Equipment requirements for diamond grinding:
§ Must be a power driven, self-propelled machine, specifically designed to smooth and texture Portland cement concrete pavement with diamond blades or diamond impregnated cylinder rings.
§ Diamond blades or diamond impregnated cylinder rings must be mounted on an arbor head that is a minimum of 3 feet long.
§ Must be capable of grinding the surface in the longitudinal direction without causing spalling or other damage at cracks, joints, and other locations.
§ Must be capable of correcting the pavement profile and providing proper transverse cross-slope.
§ The effective wheelbase must be at least 12 feet (3.6 m): a set of pivoting tandem bogey wheels at the front of the machine and at the rear. Wheels that travel and track in the fresh cut pavement must be provided.
§ The center of the grinding head must not be further than 3 feet (0.9 m) forward from the center of the back wheels.
§ Must be configured such that it does not encroach on traffic movement outside of the work area in adjacent lanes
§ Must be designed to remove all grinding residue. Grinding residue is not permitted to flow across lanes being used by the traveling public.
Requirements for surface measuring equipment (profiler):
§ A non-contact, surface measuring device, conforming to Supplement 1058, along with ProVAL software, must be used to measure an IRI.
§ All necessary supplies must be provided to fully operate and graph the smoothness test results on the diamond ground pavement.
Contractors doing diamond grinding work must use water trucks to provide water to the grinding heads of each grinder in order to cool the diamond blades.
The plans will designate the areas to be diamond ground. Bridge decks, bridge approach slabs, and roadway shoulders are typically not diamond ground unless indicated on the plans or required to provide drainage. Diamond grinding must eliminate crack or joint faults while providing positive, lateral drainage by maintaining a constant cross-slope between grinding limits in each lane. Adjacent ramp lane grinding must be transitioned as required from the mainline edge to provide positive drainage and an acceptable riding surface.
The diamond grinding operation must result in pavement that conforms to the typical cross-section and the requirements specified for the final surface finish. Faulting at joints and cracks must be eliminated and the overall riding characteristics be restored within the limits specified. To accomplish the smoothness required, diamond grinding may not be required on 100 percent of the existing pavement surface.
In faulted pavement, the rear slab will be lower than the forward slab (in the direction of traffic), thus creating a step or bump. Contractors will grind the pavement in the opposite direction of normal traffic flow so the step is cut first and the remainder of the slab can be feathered out. During initial grinding operations, the profiler must test the pavement surface as soon as the concrete has been ground full-lane width. This initial testing is to aid the Contractor in evaluating the grinding methods and equipment being used. Subsequent to the initial testing, the Contractor must run daily profiles of each day's grinding the following work day.
All dust and residue generated as a result of grinding must be immediately removed. Dust cannot be allowed to blow across traffic lanes, into gutters, or into drainage structures.
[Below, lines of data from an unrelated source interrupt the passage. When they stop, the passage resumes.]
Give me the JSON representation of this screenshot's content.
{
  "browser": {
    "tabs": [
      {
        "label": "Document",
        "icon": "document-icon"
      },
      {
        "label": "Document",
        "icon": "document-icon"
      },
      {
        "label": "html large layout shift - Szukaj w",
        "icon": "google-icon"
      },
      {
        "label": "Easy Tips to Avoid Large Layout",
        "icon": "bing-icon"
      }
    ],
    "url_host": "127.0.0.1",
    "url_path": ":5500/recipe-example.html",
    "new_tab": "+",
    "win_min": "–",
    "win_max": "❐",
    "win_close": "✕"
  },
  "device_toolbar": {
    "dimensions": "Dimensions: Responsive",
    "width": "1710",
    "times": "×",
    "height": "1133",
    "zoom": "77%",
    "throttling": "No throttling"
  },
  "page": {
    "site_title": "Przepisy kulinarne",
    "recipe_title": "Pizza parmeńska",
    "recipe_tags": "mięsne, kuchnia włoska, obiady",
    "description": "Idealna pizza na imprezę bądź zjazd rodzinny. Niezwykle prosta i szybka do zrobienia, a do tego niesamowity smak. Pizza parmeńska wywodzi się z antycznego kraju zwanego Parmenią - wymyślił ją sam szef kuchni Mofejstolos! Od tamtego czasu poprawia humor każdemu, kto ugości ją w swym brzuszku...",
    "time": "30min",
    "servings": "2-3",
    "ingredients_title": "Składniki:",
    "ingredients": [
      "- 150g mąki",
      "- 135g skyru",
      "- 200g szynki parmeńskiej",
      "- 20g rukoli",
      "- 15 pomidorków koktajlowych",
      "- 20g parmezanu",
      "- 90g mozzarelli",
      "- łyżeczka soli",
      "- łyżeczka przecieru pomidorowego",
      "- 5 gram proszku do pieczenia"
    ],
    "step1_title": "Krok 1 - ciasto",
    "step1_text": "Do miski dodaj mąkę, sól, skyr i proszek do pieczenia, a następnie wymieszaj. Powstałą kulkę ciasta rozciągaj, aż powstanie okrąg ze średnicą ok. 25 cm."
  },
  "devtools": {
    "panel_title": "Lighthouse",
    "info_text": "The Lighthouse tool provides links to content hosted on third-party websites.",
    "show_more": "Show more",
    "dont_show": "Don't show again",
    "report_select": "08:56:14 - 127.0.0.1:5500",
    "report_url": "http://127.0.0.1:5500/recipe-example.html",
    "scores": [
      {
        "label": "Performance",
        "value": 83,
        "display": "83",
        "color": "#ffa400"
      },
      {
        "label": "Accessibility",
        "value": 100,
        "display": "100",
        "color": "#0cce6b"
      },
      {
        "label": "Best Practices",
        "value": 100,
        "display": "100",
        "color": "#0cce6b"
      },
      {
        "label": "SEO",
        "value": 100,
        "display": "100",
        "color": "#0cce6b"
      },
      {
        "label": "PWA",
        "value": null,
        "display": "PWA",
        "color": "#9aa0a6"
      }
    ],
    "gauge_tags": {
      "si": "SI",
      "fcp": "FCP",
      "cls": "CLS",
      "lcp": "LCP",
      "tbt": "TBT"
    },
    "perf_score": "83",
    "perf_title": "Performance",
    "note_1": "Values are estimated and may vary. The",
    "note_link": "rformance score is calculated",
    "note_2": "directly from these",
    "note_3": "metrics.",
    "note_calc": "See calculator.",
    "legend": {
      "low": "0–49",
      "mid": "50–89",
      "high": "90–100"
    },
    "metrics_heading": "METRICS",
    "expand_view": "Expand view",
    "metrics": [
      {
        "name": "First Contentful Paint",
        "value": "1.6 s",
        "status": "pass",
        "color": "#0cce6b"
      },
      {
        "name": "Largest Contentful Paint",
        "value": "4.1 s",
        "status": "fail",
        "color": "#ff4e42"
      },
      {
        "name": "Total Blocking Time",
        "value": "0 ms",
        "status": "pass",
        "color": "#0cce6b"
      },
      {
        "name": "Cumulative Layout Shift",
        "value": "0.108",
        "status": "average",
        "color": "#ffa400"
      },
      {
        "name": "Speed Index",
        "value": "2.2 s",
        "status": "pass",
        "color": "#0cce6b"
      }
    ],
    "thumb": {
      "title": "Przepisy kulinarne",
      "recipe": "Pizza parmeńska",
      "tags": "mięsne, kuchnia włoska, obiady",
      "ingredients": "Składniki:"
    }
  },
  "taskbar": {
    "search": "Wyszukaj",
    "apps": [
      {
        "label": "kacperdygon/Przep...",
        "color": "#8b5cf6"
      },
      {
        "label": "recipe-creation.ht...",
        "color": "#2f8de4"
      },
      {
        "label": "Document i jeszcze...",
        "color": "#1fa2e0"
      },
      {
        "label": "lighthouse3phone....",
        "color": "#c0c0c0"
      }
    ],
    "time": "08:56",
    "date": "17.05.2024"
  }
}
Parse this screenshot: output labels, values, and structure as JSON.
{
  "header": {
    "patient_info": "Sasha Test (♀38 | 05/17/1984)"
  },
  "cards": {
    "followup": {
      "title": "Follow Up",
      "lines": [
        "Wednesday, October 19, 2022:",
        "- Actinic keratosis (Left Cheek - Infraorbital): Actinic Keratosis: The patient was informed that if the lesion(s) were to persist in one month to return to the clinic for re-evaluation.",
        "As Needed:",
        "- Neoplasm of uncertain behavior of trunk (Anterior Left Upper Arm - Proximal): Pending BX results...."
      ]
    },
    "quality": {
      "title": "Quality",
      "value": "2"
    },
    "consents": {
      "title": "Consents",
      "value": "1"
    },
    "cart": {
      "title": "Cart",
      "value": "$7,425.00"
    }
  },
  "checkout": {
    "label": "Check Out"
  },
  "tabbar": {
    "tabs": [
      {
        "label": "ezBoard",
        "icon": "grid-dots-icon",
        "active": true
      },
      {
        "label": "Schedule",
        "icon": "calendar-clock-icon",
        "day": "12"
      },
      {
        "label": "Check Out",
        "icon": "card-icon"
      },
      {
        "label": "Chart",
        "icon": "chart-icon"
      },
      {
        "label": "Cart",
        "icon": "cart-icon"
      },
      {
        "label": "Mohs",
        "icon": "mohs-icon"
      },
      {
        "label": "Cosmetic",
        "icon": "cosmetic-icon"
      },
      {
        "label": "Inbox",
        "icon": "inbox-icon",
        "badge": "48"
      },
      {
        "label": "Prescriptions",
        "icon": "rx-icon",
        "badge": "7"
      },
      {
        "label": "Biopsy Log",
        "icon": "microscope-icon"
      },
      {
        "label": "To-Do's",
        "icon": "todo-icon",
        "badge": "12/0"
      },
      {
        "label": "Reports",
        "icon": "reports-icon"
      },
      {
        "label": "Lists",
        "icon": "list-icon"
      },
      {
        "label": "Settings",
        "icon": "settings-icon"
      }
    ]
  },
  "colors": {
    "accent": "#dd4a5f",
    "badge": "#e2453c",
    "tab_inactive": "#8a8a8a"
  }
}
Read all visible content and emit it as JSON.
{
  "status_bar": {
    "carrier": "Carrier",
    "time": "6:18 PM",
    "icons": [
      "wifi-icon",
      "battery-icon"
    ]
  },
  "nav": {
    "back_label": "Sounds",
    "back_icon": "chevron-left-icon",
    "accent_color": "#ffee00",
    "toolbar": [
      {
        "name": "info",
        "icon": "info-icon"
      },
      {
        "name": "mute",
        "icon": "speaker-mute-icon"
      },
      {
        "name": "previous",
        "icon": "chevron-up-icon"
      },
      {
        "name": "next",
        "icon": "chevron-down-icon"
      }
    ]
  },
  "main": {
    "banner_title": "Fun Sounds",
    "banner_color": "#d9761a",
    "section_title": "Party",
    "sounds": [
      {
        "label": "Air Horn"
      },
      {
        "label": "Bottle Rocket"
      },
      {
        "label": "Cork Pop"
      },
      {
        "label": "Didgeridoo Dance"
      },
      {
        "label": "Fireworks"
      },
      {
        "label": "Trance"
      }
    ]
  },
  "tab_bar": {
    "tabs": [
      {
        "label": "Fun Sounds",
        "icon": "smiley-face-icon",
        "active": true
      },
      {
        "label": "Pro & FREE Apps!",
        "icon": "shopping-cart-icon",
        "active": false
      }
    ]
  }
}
The final surface finish produced should be a longitudinal corduroy-type texture. The peaks of the ridges of this corduroy-type texture are to be approximately 1/16 inch (1.5 mm) higher than the grooves. There must be 53 to 57 evenly spaced grooves per foot (174 to 187 per meter).
The pavement surface must be tested by the Contractor with an approved profiler device that provides electronic copies of the pavement profiles which are compatible with ProVAL software. The Contractor must produce a riding surface that does not exceed an IRI of 95 inches per mile or any localized surface deviations in excess of 0.4 inches in 25 feet.
The Engineer is to witness testing of the pavement’s wheel paths. Wheel paths are to be located every 3 feet (0.9 m); measured transversely, inside all lane edges; and parallel to the centerline. The profiler is to be maintained at the wheel path at all times when testing the pavement.
The Contractor must regrind any 0.10 mile section of pavement with an IRI greater than 95 inches per mile.
The Contractor must provide traffic control and survey stationing necessary for all profiling. Profile measuring equipment is to stop within 1 foot (0.3m) of any existing pavement not ground, any pressure relief joint or any approach slab to a bridge.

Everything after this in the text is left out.